In what is being called one of the most exciting and hostile elections in Brazilian history, the race is as tight as ever. According to the latest polls, incumbent president Dilma Rousseff and Social Democrat Aécio Neves are “technically tied”. With only days to go before the big day, both candidates are striving to convince the few remaining undecided Brazilians that they are the answer for Brazil. Aécio Neves presents himself as the option of change, following 12 years of the Workers Party (PT) government, whereas Dilma Rousseff presents herself as the continuity of change from the neoliberal governments of the 1980s and 90s.
The latest round of polls validates the ‘hostile’ label associated with these elections. 71% of voters consider the degree of belligerence between the two candidates, particularly during the televised debates, as excessive.

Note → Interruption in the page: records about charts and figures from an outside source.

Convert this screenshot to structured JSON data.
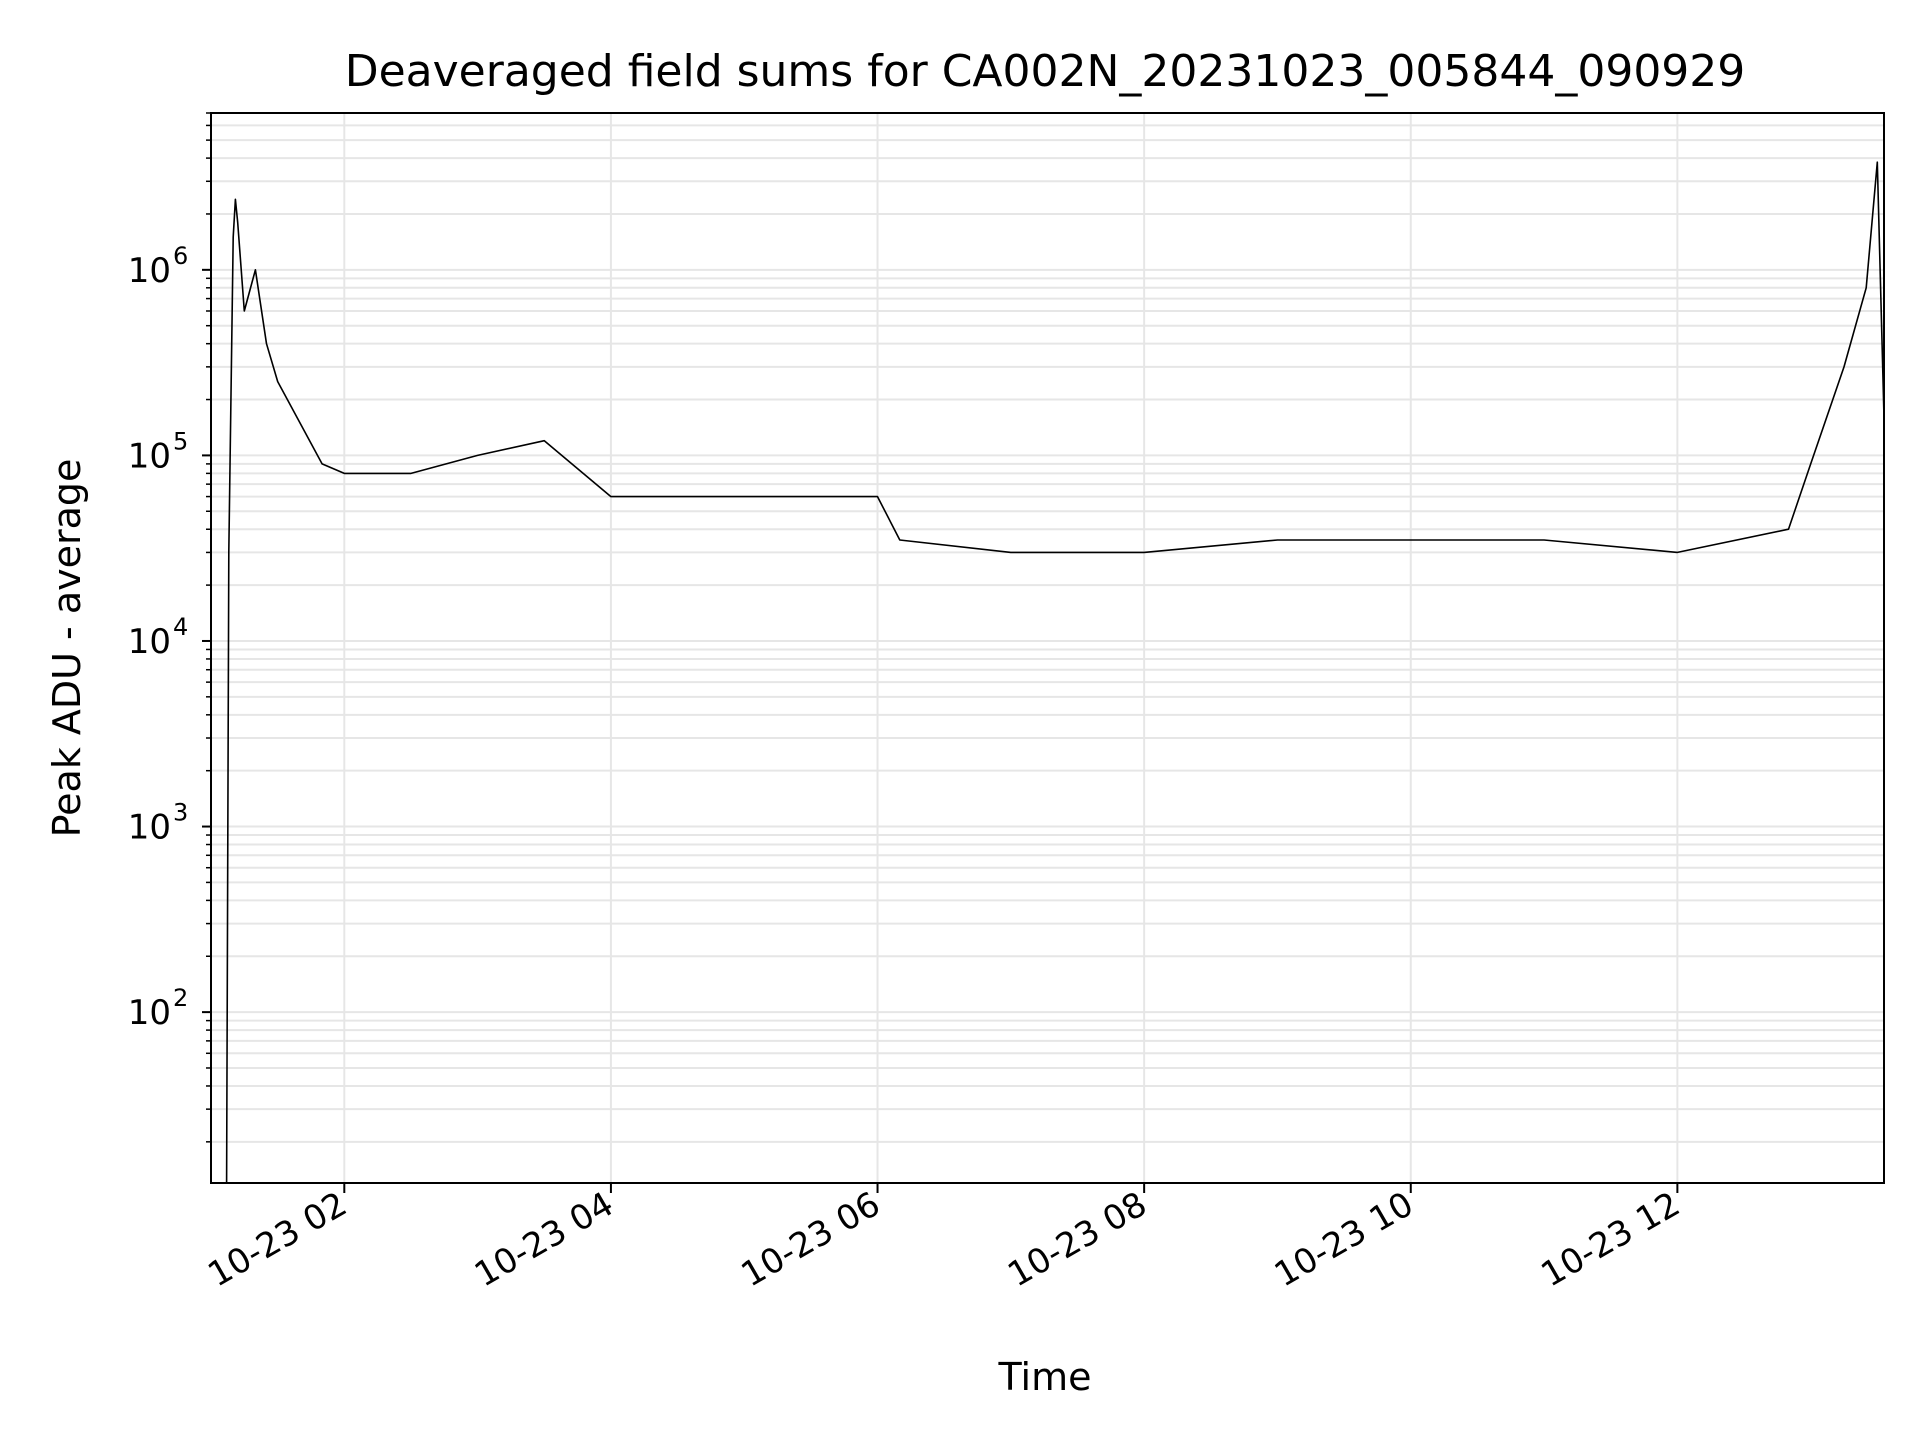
{
  "chart_data": {
    "type": "line",
    "title": "Deaveraged field sums for CA002N_20231023_005844_090929",
    "xlabel": "Time",
    "ylabel": "Peak ADU - average",
    "yscale": "log",
    "grid": true,
    "xlim": [
      "2023-10-23 01:00",
      "2023-10-23 13:33"
    ],
    "ylim": [
      12,
      7000000
    ],
    "x_ticks": [
      {
        "value": "2023-10-23 02:00",
        "label": "10-23 02"
      },
      {
        "value": "2023-10-23 04:00",
        "label": "10-23 04"
      },
      {
        "value": "2023-10-23 06:00",
        "label": "10-23 06"
      },
      {
        "value": "2023-10-23 08:00",
        "label": "10-23 08"
      },
      {
        "value": "2023-10-23 10:00",
        "label": "10-23 10"
      },
      {
        "value": "2023-10-23 12:00",
        "label": "10-23 12"
      }
    ],
    "y_ticks": [
      {
        "value": 100,
        "base": "10",
        "exp": "2"
      },
      {
        "value": 1000,
        "base": "10",
        "exp": "3"
      },
      {
        "value": 10000,
        "base": "10",
        "exp": "4"
      },
      {
        "value": 100000,
        "base": "10",
        "exp": "5"
      },
      {
        "value": 1000000,
        "base": "10",
        "exp": "6"
      }
    ],
    "series": [
      {
        "color": "#000000",
        "points": [
          {
            "x": "2023-10-23 01:07",
            "y": 12
          },
          {
            "x": "2023-10-23 01:08",
            "y": 30000
          },
          {
            "x": "2023-10-23 01:10",
            "y": 1500000
          },
          {
            "x": "2023-10-23 01:11",
            "y": 2400000
          },
          {
            "x": "2023-10-23 01:12",
            "y": 1800000
          },
          {
            "x": "2023-10-23 01:15",
            "y": 600000
          },
          {
            "x": "2023-10-23 01:20",
            "y": 1000000
          },
          {
            "x": "2023-10-23 01:25",
            "y": 400000
          },
          {
            "x": "2023-10-23 01:30",
            "y": 250000
          },
          {
            "x": "2023-10-23 01:40",
            "y": 150000
          },
          {
            "x": "2023-10-23 01:50",
            "y": 90000
          },
          {
            "x": "2023-10-23 02:00",
            "y": 80000
          },
          {
            "x": "2023-10-23 02:30",
            "y": 80000
          },
          {
            "x": "2023-10-23 03:00",
            "y": 100000
          },
          {
            "x": "2023-10-23 03:30",
            "y": 120000
          },
          {
            "x": "2023-10-23 04:00",
            "y": 60000
          },
          {
            "x": "2023-10-23 05:00",
            "y": 60000
          },
          {
            "x": "2023-10-23 06:00",
            "y": 60000
          },
          {
            "x": "2023-10-23 06:10",
            "y": 35000
          },
          {
            "x": "2023-10-23 07:00",
            "y": 30000
          },
          {
            "x": "2023-10-23 08:00",
            "y": 30000
          },
          {
            "x": "2023-10-23 09:00",
            "y": 35000
          },
          {
            "x": "2023-10-23 10:00",
            "y": 35000
          },
          {
            "x": "2023-10-23 11:00",
            "y": 35000
          },
          {
            "x": "2023-10-23 12:00",
            "y": 30000
          },
          {
            "x": "2023-10-23 12:50",
            "y": 40000
          },
          {
            "x": "2023-10-23 13:00",
            "y": 90000
          },
          {
            "x": "2023-10-23 13:15",
            "y": 300000
          },
          {
            "x": "2023-10-23 13:25",
            "y": 800000
          },
          {
            "x": "2023-10-23 13:30",
            "y": 3800000
          },
          {
            "x": "2023-10-23 13:33",
            "y": 160000
          }
        ]
      }
    ]
  }
}
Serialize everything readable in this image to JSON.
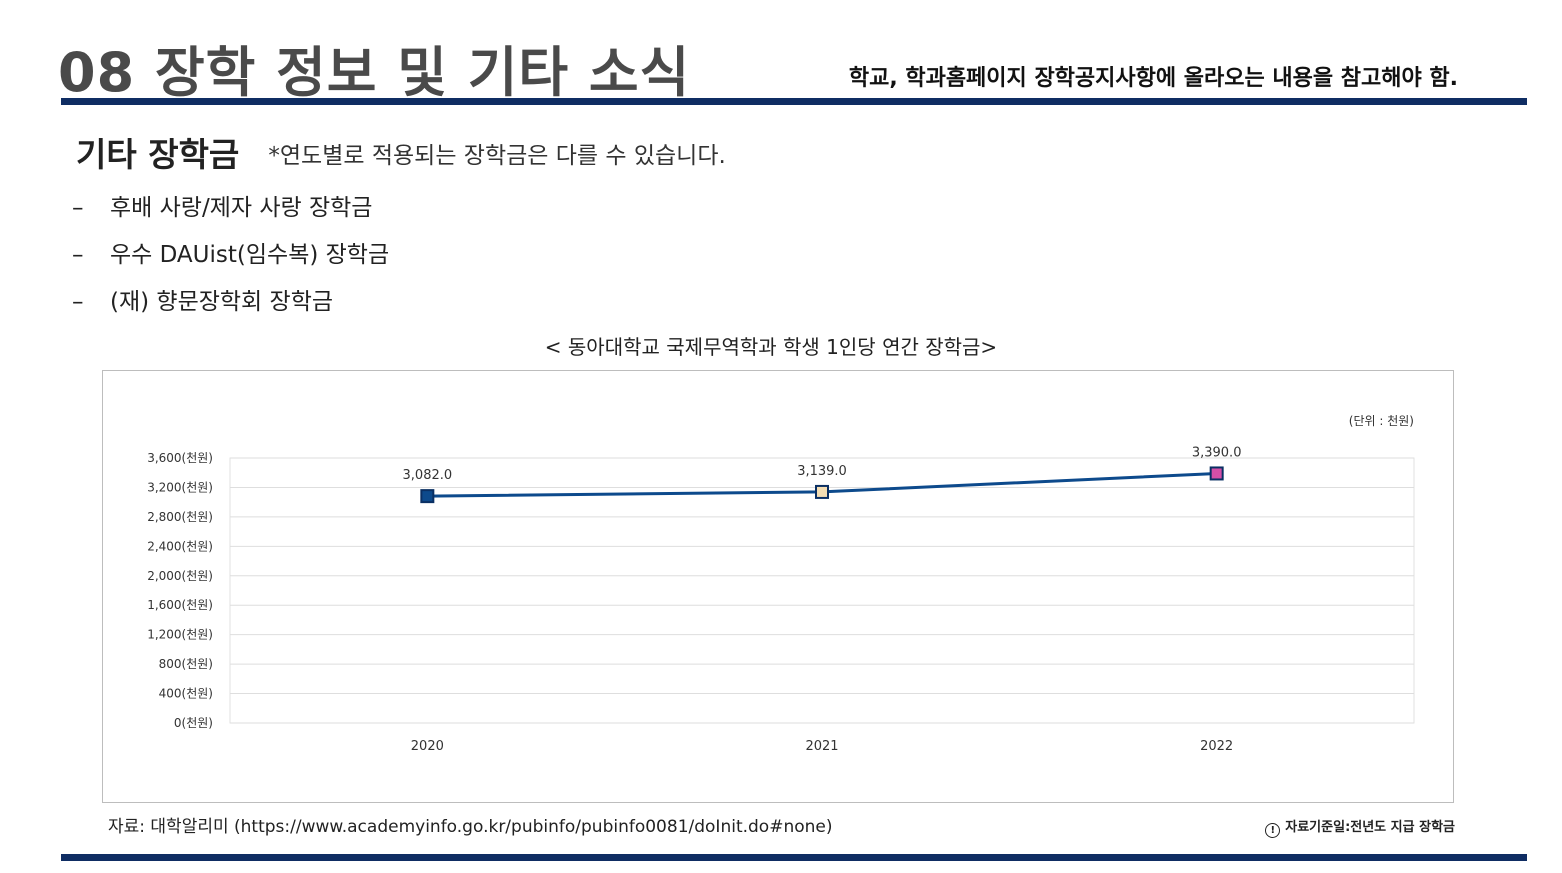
{
  "header": {
    "title": "08 장학 정보 및 기타 소식",
    "note": "학교, 학과홈페이지 장학공지사항에 올라오는 내용을 참고해야 함."
  },
  "section": {
    "title": "기타 장학금",
    "note": "*연도별로 적용되는 장학금은 다를 수 있습니다."
  },
  "bullets": [
    {
      "dash": "–",
      "text": "후배 사랑/제자 사랑 장학금"
    },
    {
      "dash": "–",
      "text": "우수 DAUist(임수복) 장학금"
    },
    {
      "dash": "–",
      "text": "(재) 향문장학회 장학금"
    }
  ],
  "chart_caption": "< 동아대학교 국제무역학과 학생 1인당 연간 장학금>",
  "chart_data": {
    "type": "line",
    "unit_label": "(단위 : 천원)",
    "categories": [
      "2020",
      "2021",
      "2022"
    ],
    "values": [
      3082.0,
      3139.0,
      3390.0
    ],
    "data_labels": [
      "3,082.0",
      "3,139.0",
      "3,390.0"
    ],
    "yticks": [
      0,
      400,
      800,
      1200,
      1600,
      2000,
      2400,
      2800,
      3200,
      3600
    ],
    "ytick_labels": [
      "0(천원)",
      "400(천원)",
      "800(천원)",
      "1,200(천원)",
      "1,600(천원)",
      "2,000(천원)",
      "2,400(천원)",
      "2,800(천원)",
      "3,200(천원)",
      "3,600(천원)"
    ],
    "ylim": [
      0,
      3600
    ],
    "grid": true,
    "line_color": "#0d4a8c",
    "marker_colors": [
      "#0d4a8c",
      "#f5deb3",
      "#d44fa8"
    ]
  },
  "footer": {
    "source": "자료: 대학알리미 (https://www.academyinfo.go.kr/pubinfo/pubinfo0081/doInit.do#none)",
    "basis_icon": "!",
    "basis": "자료기준일:전년도 지급 장학금"
  }
}
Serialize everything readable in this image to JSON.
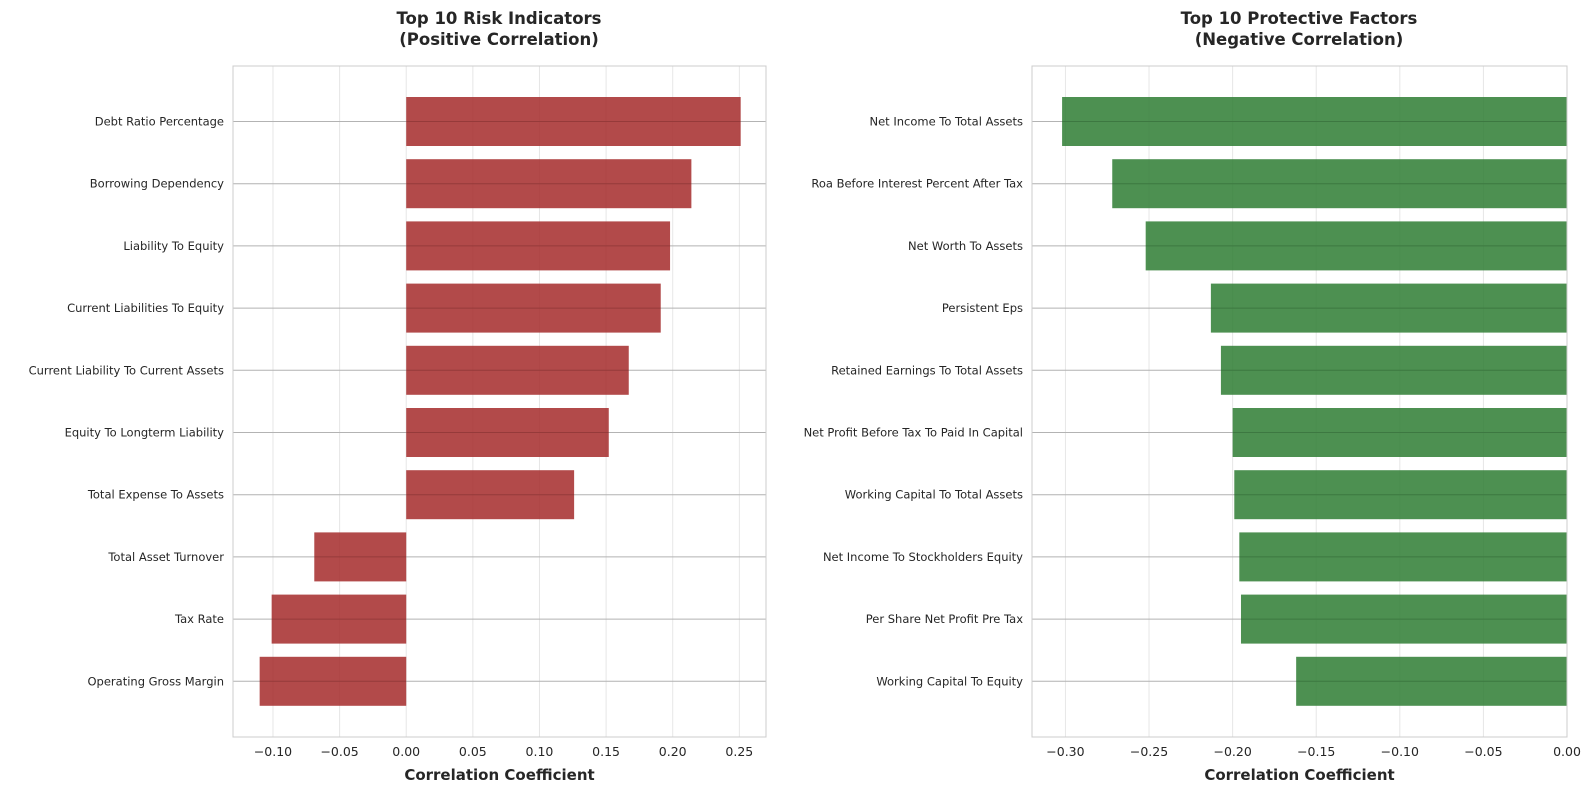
{
  "chart_data": [
    {
      "type": "bar",
      "orientation": "horizontal",
      "title": "Top 10 Risk Indicators\n(Positive Correlation)",
      "xlabel": "Correlation Coefficient",
      "ylabel": "",
      "xlim": [
        -0.13,
        0.27
      ],
      "xticks": [
        -0.1,
        -0.05,
        0.0,
        0.05,
        0.1,
        0.15,
        0.2,
        0.25
      ],
      "xtick_labels": [
        "−0.10",
        "−0.05",
        "0.00",
        "0.05",
        "0.10",
        "0.15",
        "0.20",
        "0.25"
      ],
      "grid": true,
      "bar_color": "#a52a2a",
      "categories": [
        "Debt Ratio Percentage",
        "Borrowing Dependency",
        "Liability To Equity",
        "Current Liabilities To Equity",
        "Current Liability To Current Assets",
        "Equity To Longterm Liability",
        "Total Expense To Assets",
        "Total Asset Turnover",
        "Tax Rate",
        "Operating Gross Margin"
      ],
      "values": [
        0.251,
        0.214,
        0.198,
        0.191,
        0.167,
        0.152,
        0.126,
        -0.069,
        -0.101,
        -0.11
      ]
    },
    {
      "type": "bar",
      "orientation": "horizontal",
      "title": "Top 10 Protective Factors\n(Negative Correlation)",
      "xlabel": "Correlation Coefficient",
      "ylabel": "",
      "xlim": [
        -0.32,
        0.0
      ],
      "xticks": [
        -0.3,
        -0.25,
        -0.2,
        -0.15,
        -0.1,
        -0.05,
        0.0
      ],
      "xtick_labels": [
        "−0.30",
        "−0.25",
        "−0.20",
        "−0.15",
        "−0.10",
        "−0.05",
        "0.00"
      ],
      "grid": true,
      "bar_color": "#2e7d32",
      "categories": [
        "Net Income To Total Assets",
        "Roa Before Interest Percent After Tax",
        "Net Worth To Assets",
        "Persistent Eps",
        "Retained Earnings To Total Assets",
        "Net Profit Before Tax To Paid In Capital",
        "Working Capital To Total Assets",
        "Net Income To Stockholders Equity",
        "Per Share Net Profit Pre Tax",
        "Working Capital To Equity"
      ],
      "values": [
        -0.302,
        -0.272,
        -0.252,
        -0.213,
        -0.207,
        -0.2,
        -0.199,
        -0.196,
        -0.195,
        -0.162
      ]
    }
  ]
}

But what’s the picture like on social media?
Three in five voters – around 84 million Brazilians – are on social networks. Facebook alone has registered 58 million posts associated with these elections. This is partly due to electoral laws limiting the amount of daily airtime on TV and radio for each candidate. As a result, social media has become incredibly powerful as it is the only unrestricted platform candidates have.
This politicisation of social media channels in Brazil is a good sign. In a country where voting is mandatory, it highlights the fact that even in the virtual world politics is inspiring dialogue. Brazilians are becoming conscious that one’s voice online can reach millions. People are therefore able to campaign for their candidates, whether through voicing their opinions and defending their point of view – freedom of speech at its best – or, less positively, through slander and defamation.
However, by focusing their resources on online advertising, candidates appear to be stuck in the mindset of the television age. Instead of glorifying themselves online, they should take the time to engage with voters using the numerous platforms at their disposal. Until this happens, they will fail to take full advantage of the social media revolution.